The African Development Bank and the United Nations Development Programme have launched a joint initiative to mobilise $10 billion for artificial intelligence across Africa by 2035. Unveiled at the Nairobi AI Forum in February, the plan targets 40 million new jobs and an additional $1 trillion in continental GDP over the next decade.
The initiative funnels investment into five foundations the AfDB identifies as prerequisites for AI readiness: data infrastructure, computing capacity, digital skills, ethical governance, and capital access. Rather than backing individual projects, the programme builds the underlying systems that allow AI to scale across sectors and borders.
Private sector partners join the AfDB and UNDP as co-designers of the initiative, with funding channelled through a mix of equity investment and debt financing. A ten-month roadshow launching immediately will target governments, corporations, and development partners to build out the partnership before the first capital is deployed.
The initiative draws on an AfDB report published in June 2025 which projected that inclusive AI deployment could add nearly one-third of the continent’s current economic output by 2035. The Nairobi AI Forum, which gathered governments, tech investors, and development institutions across two days in Nairobi, provided the political momentum to convert that analysis into a funded programme.

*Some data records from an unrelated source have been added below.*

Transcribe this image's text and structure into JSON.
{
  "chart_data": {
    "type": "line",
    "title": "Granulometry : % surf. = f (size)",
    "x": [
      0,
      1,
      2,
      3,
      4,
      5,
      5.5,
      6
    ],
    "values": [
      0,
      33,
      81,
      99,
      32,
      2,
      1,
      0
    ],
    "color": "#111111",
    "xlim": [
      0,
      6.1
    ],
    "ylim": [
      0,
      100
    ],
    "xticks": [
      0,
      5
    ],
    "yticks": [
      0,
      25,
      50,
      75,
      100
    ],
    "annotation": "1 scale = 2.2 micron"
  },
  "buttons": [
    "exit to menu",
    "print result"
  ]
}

The Bigger Picture Africa has watched previous technology waves — mobile money aside — generate value that flowed largely to foreign platforms and investors. The $10 billion initiative is structured explicitly to avoid that outcome, with its emphasis on local data ecosystems, African AI entrepreneurs, and continental governance frameworks. Whether the capital arrives on that timeline is a separate question: multilateral fundraising targets of this scale routinely fall short, and 2035 is far enough away that accountability remains a challenge.